Medical researchers are claiming a major breakthrough using simple vitamin treatments to delay the progression of a genetic muscular disease with no previously-known cure or therapeutic treatment.

An international team of scientists led by Professor Anu Suomalainen-Wartiovaara of the University of Helsinki has been working on the development of a treatment for mitochondrial myopathy for years but now, finally, they may have made significant progress. Their not-so-secret weapon? Vitamin B3, also known as niacin. 

Mitochondria convert the food we eat into the energy we need to survive, so any disorders or mutations in their DNA can have significant, degenerative and often fatal consequences. Patients with mitochondrial myopathy can often experience cognitive impairment, dementia, nausea, fatigue and frequent strokes, as well as both hearing and significant weight loss. 

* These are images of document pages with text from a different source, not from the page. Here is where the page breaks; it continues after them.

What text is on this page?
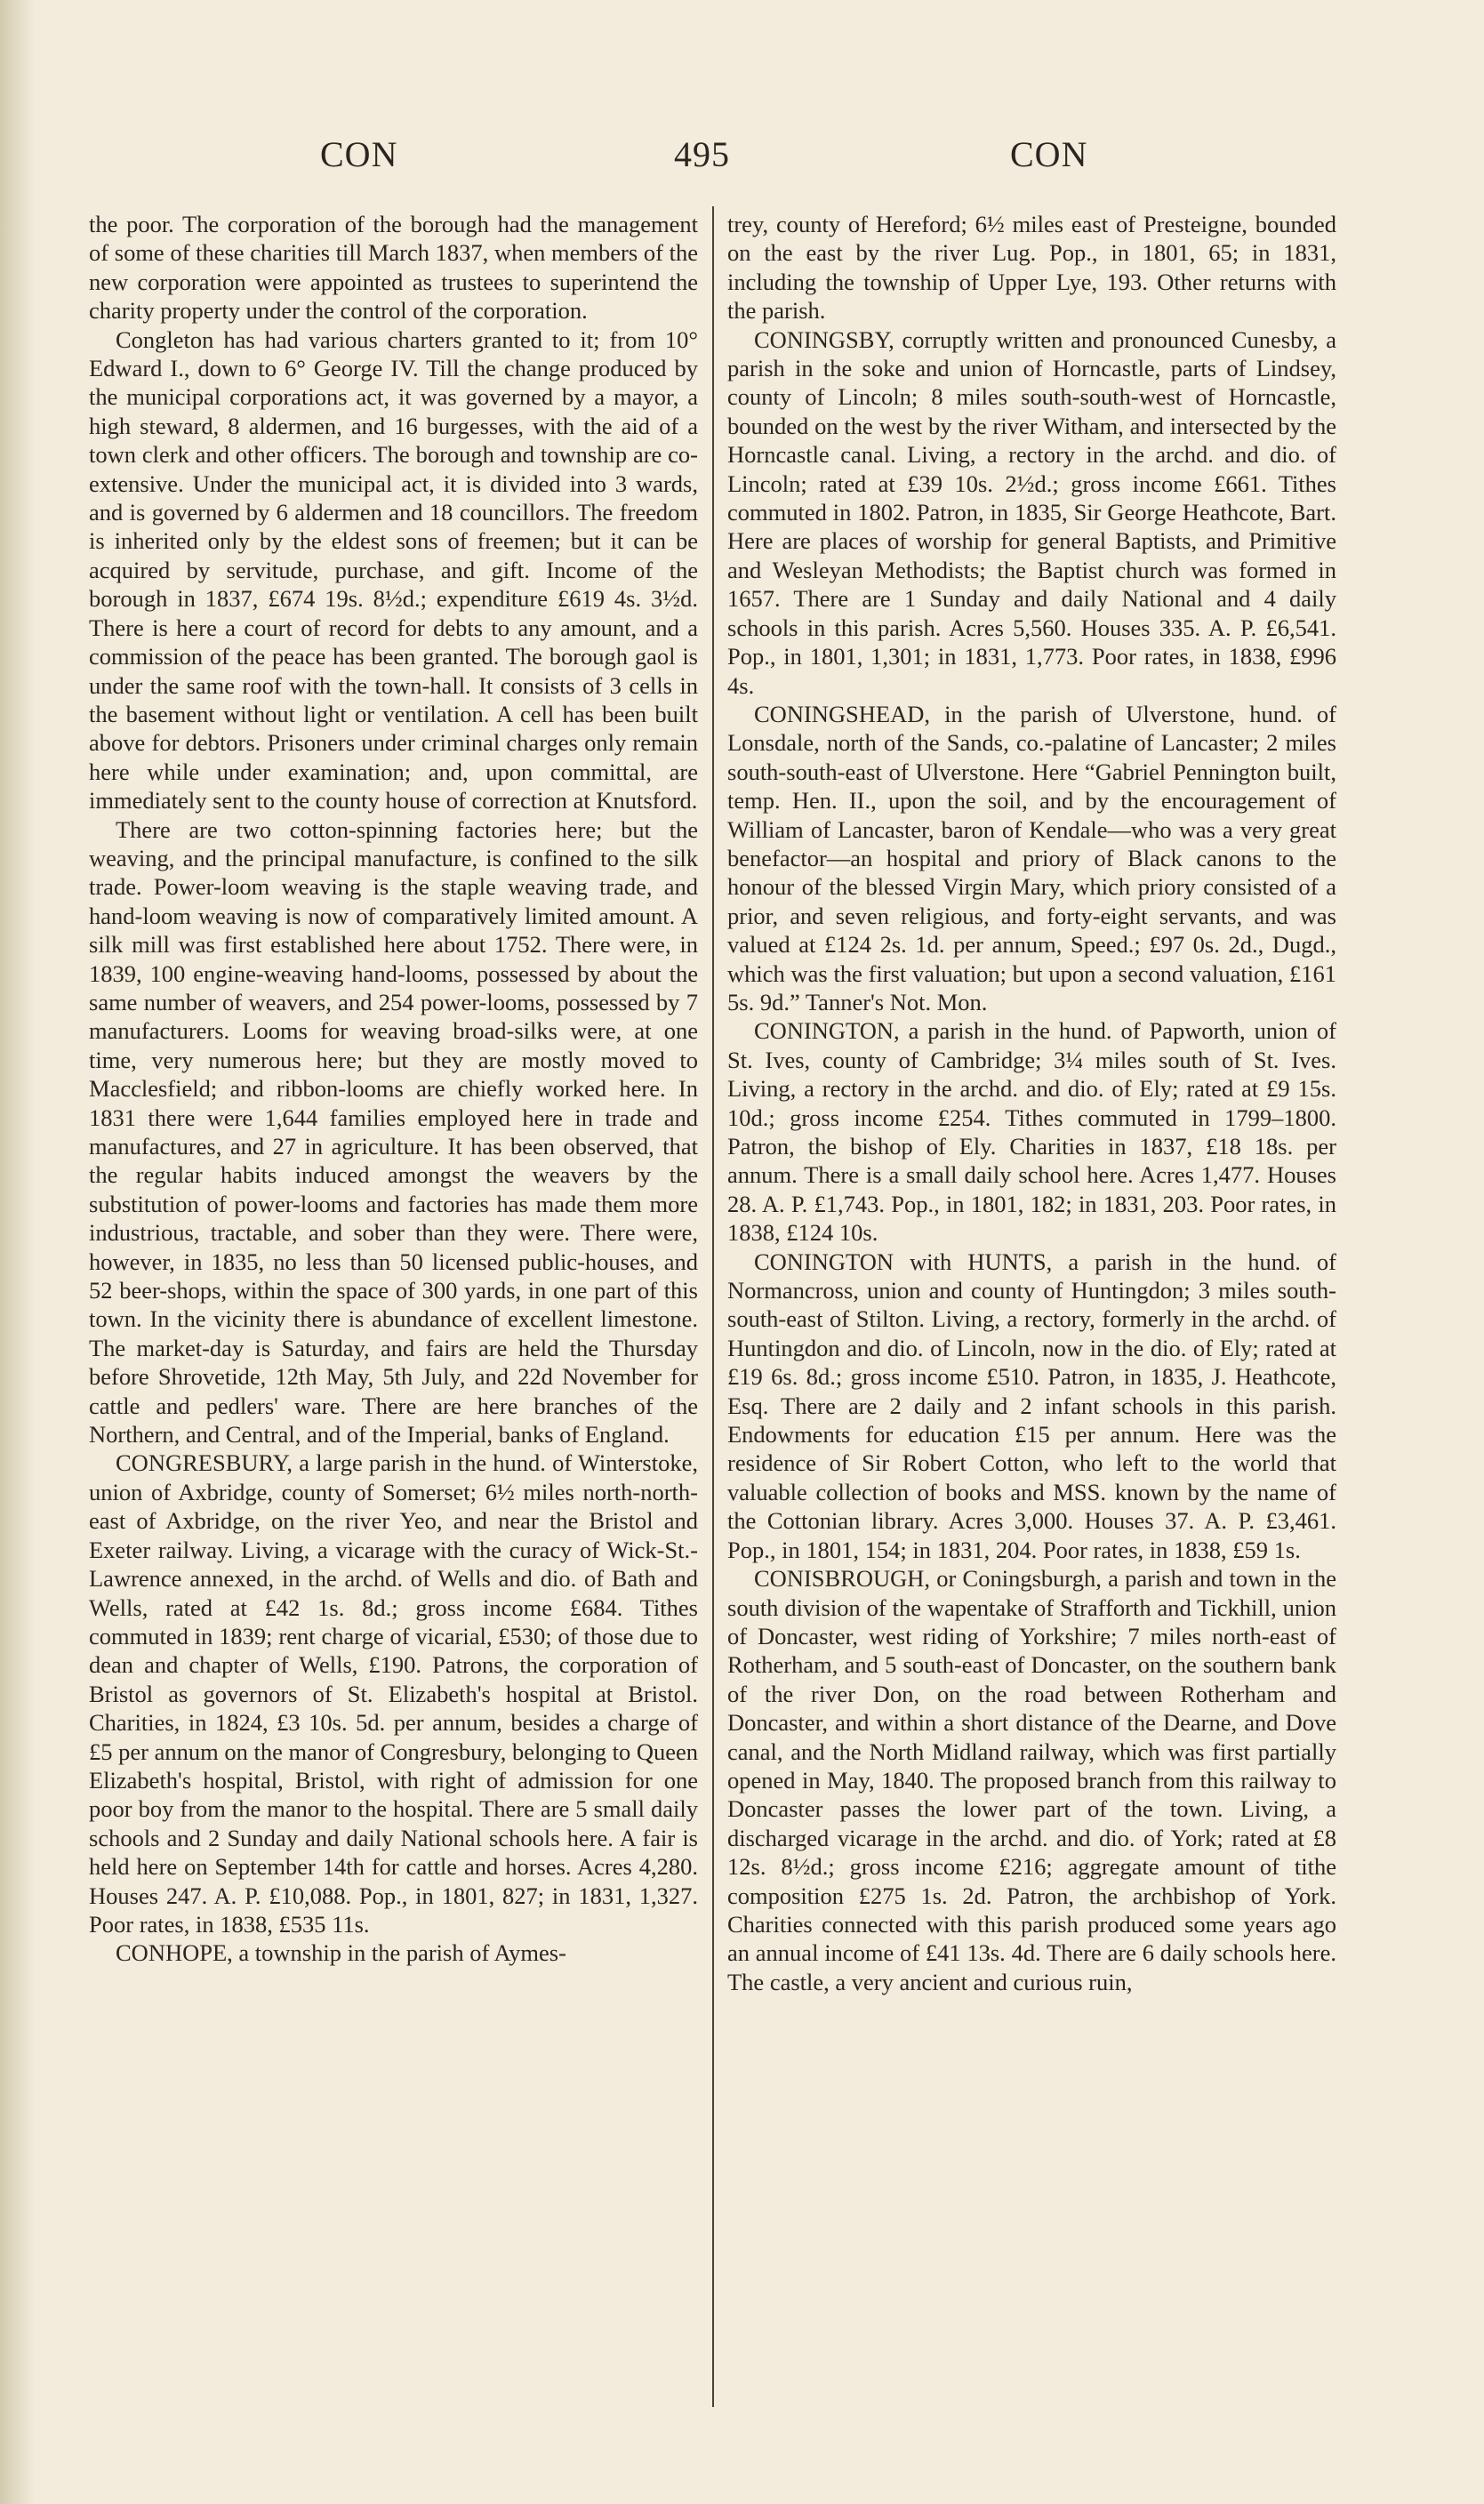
CON	495	CON

the poor. The corporation of the borough had the management of some of these charities till March 1837, when members of the new corporation were appointed as trustees to superintend the charity property under the control of the corporation.

Congleton has had various charters granted to it; from 10° Edward I., down to 6° George IV. Till the change produced by the municipal corporations act, it was governed by a mayor, a high steward, 8 aldermen, and 16 burgesses, with the aid of a town clerk and other officers. The borough and township are co-extensive. Under the municipal act, it is divided into 3 wards, and is governed by 6 aldermen and 18 councillors. The freedom is inherited only by the eldest sons of freemen; but it can be acquired by servitude, purchase, and gift. Income of the borough in 1837, £674 19s. 8½d.; expenditure £619 4s. 3½d. There is here a court of record for debts to any amount, and a commission of the peace has been granted. The borough gaol is under the same roof with the town-hall. It consists of 3 cells in the basement without light or ventilation. A cell has been built above for debtors. Prisoners under criminal charges only remain here while under examination; and, upon committal, are immediately sent to the county house of correction at Knutsford.

There are two cotton-spinning factories here; but the weaving, and the principal manufacture, is confined to the silk trade. Power-loom weaving is the staple weaving trade, and hand-loom weaving is now of comparatively limited amount. A silk mill was first established here about 1752. There were, in 1839, 100 engine-weaving hand-looms, possessed by about the same number of weavers, and 254 power-looms, possessed by 7 manufacturers. Looms for weaving broad-silks were, at one time, very numerous here; but they are mostly moved to Macclesfield; and ribbon-looms are chiefly worked here. In 1831 there were 1,644 families employed here in trade and manufactures, and 27 in agriculture. It has been observed, that the regular habits induced amongst the weavers by the substitution of power-looms and factories has made them more industrious, tractable, and sober than they were. There were, however, in 1835, no less than 50 licensed public-houses, and 52 beer-shops, within the space of 300 yards, in one part of this town. In the vicinity there is abundance of excellent limestone. The market-day is Saturday, and fairs are held the Thursday before Shrovetide, 12th May, 5th July, and 22d November for cattle and pedlers' ware. There are here branches of the Northern, and Central, and of the Imperial, banks of England.

CONGRESBURY, a large parish in the hund. of Winterstoke, union of Axbridge, county of Somerset; 6½ miles north-north-east of Axbridge, on the river Yeo, and near the Bristol and Exeter railway. Living, a vicarage with the curacy of Wick-St.-Lawrence annexed, in the archd. of Wells and dio. of Bath and Wells, rated at £42 1s. 8d.; gross income £684. Tithes commuted in 1839; rent charge of vicarial, £530; of those due to dean and chapter of Wells, £190. Patrons, the corporation of Bristol as governors of St. Elizabeth's hospital at Bristol. Charities, in 1824, £3 10s. 5d. per annum, besides a charge of £5 per annum on the manor of Congresbury, belonging to Queen Elizabeth's hospital, Bristol, with right of admission for one poor boy from the manor to the hospital. There are 5 small daily schools and 2 Sunday and daily National schools here. A fair is held here on September 14th for cattle and horses. Acres 4,280. Houses 247. A. P. £10,088. Pop., in 1801, 827; in 1831, 1,327. Poor rates, in 1838, £535 11s.

CONHOPE, a township in the parish of Aymes-

trey, county of Hereford; 6½ miles east of Presteigne, bounded on the east by the river Lug. Pop., in 1801, 65; in 1831, including the township of Upper Lye, 193. Other returns with the parish.

CONINGSBY, corruptly written and pronounced Cunesby, a parish in the soke and union of Horncastle, parts of Lindsey, county of Lincoln; 8 miles south-south-west of Horncastle, bounded on the west by the river Witham, and intersected by the Horncastle canal. Living, a rectory in the archd. and dio. of Lincoln; rated at £39 10s. 2½d.; gross income £661. Tithes commuted in 1802. Patron, in 1835, Sir George Heathcote, Bart. Here are places of worship for general Baptists, and Primitive and Wesleyan Methodists; the Baptist church was formed in 1657. There are 1 Sunday and daily National and 4 daily schools in this parish. Acres 5,560. Houses 335. A. P. £6,541. Pop., in 1801, 1,301; in 1831, 1,773. Poor rates, in 1838, £996 4s.

CONINGSHEAD, in the parish of Ulverstone, hund. of Lonsdale, north of the Sands, co.-palatine of Lancaster; 2 miles south-south-east of Ulverstone. Here “Gabriel Pennington built, temp. Hen. II., upon the soil, and by the encouragement of William of Lancaster, baron of Kendale—who was a very great benefactor—an hospital and priory of Black canons to the honour of the blessed Virgin Mary, which priory consisted of a prior, and seven religious, and forty-eight servants, and was valued at £124 2s. 1d. per annum, Speed.; £97 0s. 2d., Dugd., which was the first valuation; but upon a second valuation, £161 5s. 9d.” Tanner's Not. Mon.

CONINGTON, a parish in the hund. of Papworth, union of St. Ives, county of Cambridge; 3¼ miles south of St. Ives. Living, a rectory in the archd. and dio. of Ely; rated at £9 15s. 10d.; gross income £254. Tithes commuted in 1799–1800. Patron, the bishop of Ely. Charities in 1837, £18 18s. per annum. There is a small daily school here. Acres 1,477. Houses 28. A. P. £1,743. Pop., in 1801, 182; in 1831, 203. Poor rates, in 1838, £124 10s.

CONINGTON with HUNTS, a parish in the hund. of Normancross, union and county of Huntingdon; 3 miles south-south-east of Stilton. Living, a rectory, formerly in the archd. of Huntingdon and dio. of Lincoln, now in the dio. of Ely; rated at £19 6s. 8d.; gross income £510. Patron, in 1835, J. Heathcote, Esq. There are 2 daily and 2 infant schools in this parish. Endowments for education £15 per annum. Here was the residence of Sir Robert Cotton, who left to the world that valuable collection of books and MSS. known by the name of the Cottonian library. Acres 3,000. Houses 37. A. P. £3,461. Pop., in 1801, 154; in 1831, 204. Poor rates, in 1838, £59 1s.

CONISBROUGH, or Coningsburgh, a parish and town in the south division of the wapentake of Strafforth and Tickhill, union of Doncaster, west riding of Yorkshire; 7 miles north-east of Rotherham, and 5 south-east of Doncaster, on the southern bank of the river Don, on the road between Rotherham and Doncaster, and within a short distance of the Dearne, and Dove canal, and the North Midland railway, which was first partially opened in May, 1840. The proposed branch from this railway to Doncaster passes the lower part of the town. Living, a discharged vicarage in the archd. and dio. of York; rated at £8 12s. 8½d.; gross income £216; aggregate amount of tithe composition £275 1s. 2d. Patron, the archbishop of York. Charities connected with this parish produced some years ago an annual income of £41 13s. 4d. There are 6 daily schools here. The castle, a very ancient and curious ruin,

Through years of studying rodents with mitochondrial myopathy, the researchers found that certain vitamins interact with NAD+ – a kind of molecular ‘switch’ which can change metabolism modes back and forth between fasting or growth modes. 

By boosting NAD+ levels, researchers delayed disease progression in patients with mitochondrial myopathy, as well as improving patients’ strength and shifting their metabolism closer to normal operation, giving them more energy. The team hopes now to fine-tune this vitamin treatment to promote health and longevity in patients living with mitochondrial myopathy. 

“Our results are a proof-of-principle that NAD+ deficiency exists in humans and that NAD+ boosters can delay progression of mitochondrial muscle disease,” Suomalainen-Wartiovaara said.

She and her fellow researchers previously found that supplementation with nicotinamide riboside in food delayed mitochondrial myopathy progression in mice. 

According to NHS data, somewhere in the region of one in 4,300 adults in the UK may have some form of mitochondrial disease, while US figures show that around 20,000 people there have it.